The study came about following a collaboration with Judith Hurley, M.D., associate professor of medicine and oncologist with the Braman Family Breast Cancer Institute at Sylvester. Koniaris and Hurley developed the idea for a study examining the effects of race and poverty on breast cancer outcomes. Surgical residents at the Miller School, Michael Cheung, M.D., and Relin Yang, M.D., took part in the study, analyzing the collected data.
The analysis examined more than 63,000 patients with invasive breast cancer using the Florida Cancer Data System and data from the state’s Agency for Health Care Administration. More than half of those in the study, nearly 60 percent, lived at or below 10 percent of the federal poverty level.

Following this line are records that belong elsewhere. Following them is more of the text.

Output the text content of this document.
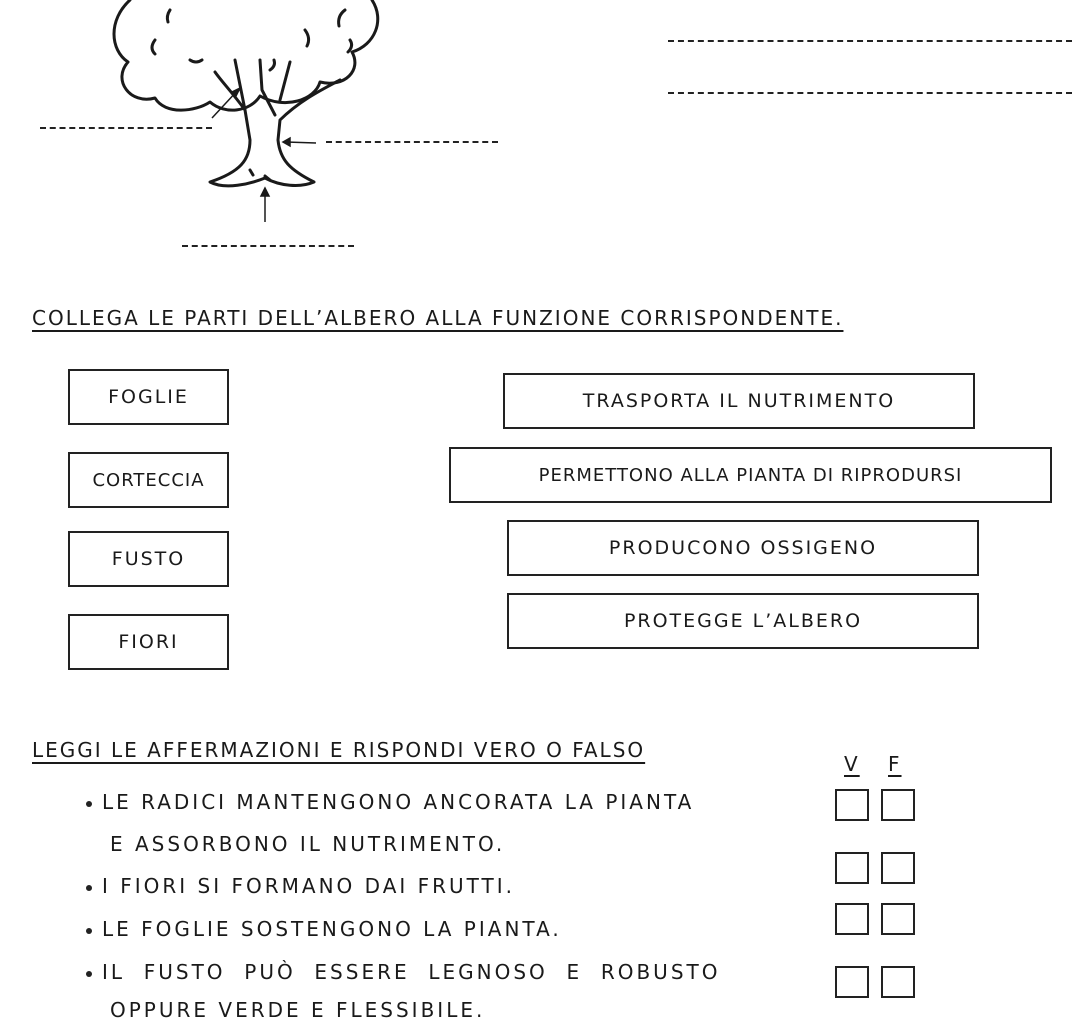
COLLEGA LE PARTI DELL’ALBERO ALLA FUNZIONE CORRISPONDENTE.
FOGLIE
CORTECCIA
FUSTO
FIORI
TRASPORTA IL NUTRIMENTO
PERMETTONO ALLA PIANTA DI RIPRODURSI
PRODUCONO OSSIGENO
PROTEGGE L’ALBERO
LEGGI LE AFFERMAZIONI E RISPONDI VERO O FALSO
V F
LE RADICI MANTENGONO ANCORATA LA PIANTA
E ASSORBONO IL NUTRIMENTO.
I FIORI SI FORMANO DAI FRUTTI.
LE FOGLIE SOSTENGONO LA PIANTA.
IL  FUSTO  PUÒ  ESSERE  LEGNOSO  E  ROBUSTO
OPPURE VERDE E FLESSIBILE.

African-American patients presented with breast cancer at a younger age and a more advanced stage. Approximately 72 percent of African-American women were diagnosed before the age of 65, in comparison with 50 percent among Caucasian women. Just over half of African-American women were diagnosed with disease that had not spread, while far more (68 percent) of Caucasian women presented with localized disease. In addition, metastatic disease was seen nearly twice as often in African-American women when compared with Caucasian women. Overall, African-American women had a significantly lower overall five-year survival rate compared with Caucasian women.

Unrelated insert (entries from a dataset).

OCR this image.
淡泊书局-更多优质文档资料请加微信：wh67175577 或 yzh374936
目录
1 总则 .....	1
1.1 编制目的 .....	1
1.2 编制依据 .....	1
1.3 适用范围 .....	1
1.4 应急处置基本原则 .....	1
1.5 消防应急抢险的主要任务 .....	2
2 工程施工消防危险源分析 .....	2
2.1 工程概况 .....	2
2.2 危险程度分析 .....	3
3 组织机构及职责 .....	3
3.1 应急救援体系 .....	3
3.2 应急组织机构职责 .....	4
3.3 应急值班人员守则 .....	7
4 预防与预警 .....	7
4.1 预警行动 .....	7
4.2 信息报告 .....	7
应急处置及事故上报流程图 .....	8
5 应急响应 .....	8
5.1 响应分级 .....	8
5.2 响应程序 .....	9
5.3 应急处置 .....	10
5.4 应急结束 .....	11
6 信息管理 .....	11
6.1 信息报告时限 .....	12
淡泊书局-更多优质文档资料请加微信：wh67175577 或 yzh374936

When it came to treatments, more differences were found for African-American women. These patients were less likely than Caucasian women to undergo surgical therapy. In addition, for those who did have surgery, survival rates for African-American women were still considerably lower than for Caucasian women. Similarly, African-American patients who received nonsurgical therapy, including chemotherapy, had a lower rate of survival compared with Caucasian patients who received similar treatments.
Koniaris and his team identified a significant decrease in the risk of death observed for African-American patients upon adjustment for stage of presentation, suggesting that disparities in breast cancer outcomes are, in part, a result of advanced stage at diagnosis.
Researchers also identified socioeconomic status as an independent predictor of poor breast cancer outcomes. Patients in the lowest socioeconomic status category were diagnosed with higher rates of metastatic disease than patients in the higher-income categories. Patients of low socioeconomic status were treated less frequently with surgical therapy. Five-year survival was statistically decreased as poverty level increased for all types of treatment, whether surgical or nonsurgical.